Indian Telugu-language web-series

ATM is an Indian Telugu-language heist thriller streaming television series set in Hyderabad, starring Subbaraju, VJ Sunny, Krishna Burugula, Ravi Raj, Roiel Shree, Divi Vadthya, Divya Vani, and Prudhvi Raj. It was directed by debutant C. Chandra Mohan, from a story penned by Harish Shankar, and produced by Harshith and Hanshitha Reddy, under Dil Raju Productions, a subsidiary wing of Sri Venkateswara Creations.

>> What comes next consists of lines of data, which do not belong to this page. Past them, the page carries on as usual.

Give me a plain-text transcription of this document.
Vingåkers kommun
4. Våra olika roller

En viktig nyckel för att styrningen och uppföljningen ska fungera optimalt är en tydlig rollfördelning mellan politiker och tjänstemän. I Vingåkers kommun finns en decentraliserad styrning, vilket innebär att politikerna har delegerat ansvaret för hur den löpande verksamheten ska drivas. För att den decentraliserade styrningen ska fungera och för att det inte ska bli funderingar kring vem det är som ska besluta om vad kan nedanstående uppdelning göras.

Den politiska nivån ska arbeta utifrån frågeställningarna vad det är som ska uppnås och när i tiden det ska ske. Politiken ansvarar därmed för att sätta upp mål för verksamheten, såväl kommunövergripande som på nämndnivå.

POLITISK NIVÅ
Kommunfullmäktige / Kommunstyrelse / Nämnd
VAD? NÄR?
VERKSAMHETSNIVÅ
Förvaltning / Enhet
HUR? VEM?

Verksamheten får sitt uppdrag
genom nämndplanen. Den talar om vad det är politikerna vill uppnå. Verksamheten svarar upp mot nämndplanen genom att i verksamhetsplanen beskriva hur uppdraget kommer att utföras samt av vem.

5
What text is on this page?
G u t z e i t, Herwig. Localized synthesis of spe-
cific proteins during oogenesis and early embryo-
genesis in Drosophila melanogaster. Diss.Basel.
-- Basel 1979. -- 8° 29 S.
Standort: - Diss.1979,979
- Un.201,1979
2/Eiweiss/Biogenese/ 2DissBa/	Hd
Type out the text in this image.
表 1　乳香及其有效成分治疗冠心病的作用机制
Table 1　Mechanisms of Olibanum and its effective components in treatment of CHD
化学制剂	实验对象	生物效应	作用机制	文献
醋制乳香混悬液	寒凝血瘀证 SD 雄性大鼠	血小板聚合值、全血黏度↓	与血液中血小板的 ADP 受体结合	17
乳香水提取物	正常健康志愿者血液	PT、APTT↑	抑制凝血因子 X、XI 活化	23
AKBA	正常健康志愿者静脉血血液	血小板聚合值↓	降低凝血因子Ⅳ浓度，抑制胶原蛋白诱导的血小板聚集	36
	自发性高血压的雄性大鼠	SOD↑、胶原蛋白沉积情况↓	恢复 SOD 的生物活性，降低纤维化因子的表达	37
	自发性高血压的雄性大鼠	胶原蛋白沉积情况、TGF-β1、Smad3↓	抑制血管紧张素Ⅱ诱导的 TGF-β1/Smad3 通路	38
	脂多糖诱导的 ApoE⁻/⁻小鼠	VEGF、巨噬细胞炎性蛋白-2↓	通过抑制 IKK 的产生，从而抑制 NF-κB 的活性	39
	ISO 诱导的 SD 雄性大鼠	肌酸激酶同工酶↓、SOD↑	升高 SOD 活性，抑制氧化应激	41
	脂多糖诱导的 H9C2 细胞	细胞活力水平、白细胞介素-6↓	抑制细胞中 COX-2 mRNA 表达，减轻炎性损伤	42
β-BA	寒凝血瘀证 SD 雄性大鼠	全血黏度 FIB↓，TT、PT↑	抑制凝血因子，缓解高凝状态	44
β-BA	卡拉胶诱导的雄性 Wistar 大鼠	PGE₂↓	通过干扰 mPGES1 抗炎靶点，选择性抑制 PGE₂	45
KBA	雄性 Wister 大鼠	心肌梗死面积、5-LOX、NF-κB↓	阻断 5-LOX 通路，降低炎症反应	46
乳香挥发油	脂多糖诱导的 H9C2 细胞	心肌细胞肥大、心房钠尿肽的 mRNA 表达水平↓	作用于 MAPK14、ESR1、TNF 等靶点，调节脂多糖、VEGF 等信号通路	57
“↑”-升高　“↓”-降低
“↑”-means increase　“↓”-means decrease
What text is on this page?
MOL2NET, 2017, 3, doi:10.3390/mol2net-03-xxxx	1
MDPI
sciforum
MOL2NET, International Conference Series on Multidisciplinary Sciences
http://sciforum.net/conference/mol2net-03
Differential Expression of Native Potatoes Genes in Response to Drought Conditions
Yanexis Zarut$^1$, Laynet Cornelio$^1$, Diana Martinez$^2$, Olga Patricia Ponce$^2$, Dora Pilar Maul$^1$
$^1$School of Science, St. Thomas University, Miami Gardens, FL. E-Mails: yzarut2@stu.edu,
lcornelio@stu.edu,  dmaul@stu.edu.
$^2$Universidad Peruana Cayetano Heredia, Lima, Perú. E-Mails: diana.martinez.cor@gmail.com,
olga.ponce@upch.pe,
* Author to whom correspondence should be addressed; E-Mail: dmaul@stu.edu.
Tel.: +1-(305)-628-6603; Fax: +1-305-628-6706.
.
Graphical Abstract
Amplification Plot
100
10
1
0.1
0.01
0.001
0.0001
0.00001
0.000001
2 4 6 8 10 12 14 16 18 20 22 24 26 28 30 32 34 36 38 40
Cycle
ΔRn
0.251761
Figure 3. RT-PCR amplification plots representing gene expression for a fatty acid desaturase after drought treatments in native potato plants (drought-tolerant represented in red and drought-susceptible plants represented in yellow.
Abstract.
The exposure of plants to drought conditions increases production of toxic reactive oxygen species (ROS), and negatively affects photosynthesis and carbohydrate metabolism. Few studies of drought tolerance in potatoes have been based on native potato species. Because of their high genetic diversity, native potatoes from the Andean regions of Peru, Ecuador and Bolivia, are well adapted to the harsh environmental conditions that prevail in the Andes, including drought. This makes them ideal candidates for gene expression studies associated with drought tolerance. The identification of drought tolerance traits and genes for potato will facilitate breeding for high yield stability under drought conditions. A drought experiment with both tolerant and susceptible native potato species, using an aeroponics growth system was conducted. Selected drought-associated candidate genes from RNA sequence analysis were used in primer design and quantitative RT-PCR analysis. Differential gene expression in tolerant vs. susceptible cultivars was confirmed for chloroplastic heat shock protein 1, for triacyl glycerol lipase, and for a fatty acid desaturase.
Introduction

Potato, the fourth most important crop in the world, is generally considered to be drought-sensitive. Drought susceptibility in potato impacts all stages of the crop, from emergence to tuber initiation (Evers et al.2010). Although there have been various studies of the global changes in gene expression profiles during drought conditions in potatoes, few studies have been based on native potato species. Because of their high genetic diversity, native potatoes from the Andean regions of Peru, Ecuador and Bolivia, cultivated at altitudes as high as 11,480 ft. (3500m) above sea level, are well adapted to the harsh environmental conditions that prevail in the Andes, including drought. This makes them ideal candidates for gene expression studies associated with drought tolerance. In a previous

The music was scored by Prashanth R Vihari, cinematography by Monic Kumar G, and dialogues written by Vijay Muthyam and CP Emmanuel. The series follows four youngsters from the slums of Hyderabad, who rob for their livelihood. They get trapped in a high-profile case and are named the most-wanted accused. It was streamed on ZEE5 from 20 January 2023.

== Plot ==
Jagan, Karthik, Abhay and Harsha are four streetsmart youngsters who live in the slums of Hyderabad and are often involved in petty thefts to earn their bread and live a happy life. One day fate forces the four of them to attempt that one big robbery that changes their life and fate forever and in this attempt their paths cross with a strict and ruthless cop called Hegde and a political leader named Gajendra, both of them eyeing their loot. How do the four guys save themselves and how do they escape from the hunt of Hegde forms the story of ATM.

== Cast ==
- Subbaraju as Hegde
- VJ Sunny as Jagan
- Krishna Burugula as Karthik
- Divi Vadthya as Ramya Nayak
- Prudhvi Raj as Gajendra
- Ravi Raj as Abhay
- Roiel Shree as Harsha
- Divya Vani as CI Uma Devi
- Shafi as Mentor
- Dayanand Reddy as Jagan's father

== Release ==
In early 2022, ZEE5 announced a slate of Telugu series and films, with ATM being one of them, scheduled for a release on 20 January 2023.

The teaser of the series was released on 8 January 2023.

The makers unveiled the first look teaser through social media platforms on 16 August 2022 and an official trailer on 11 January 2023 which shows that "Jagan leads a dangerous lifestyle. He makes a living stealing money from other people, alongside his three underdog travelling companions. Whatever the reason, their propensity for shortcuts eventually puts them in danger."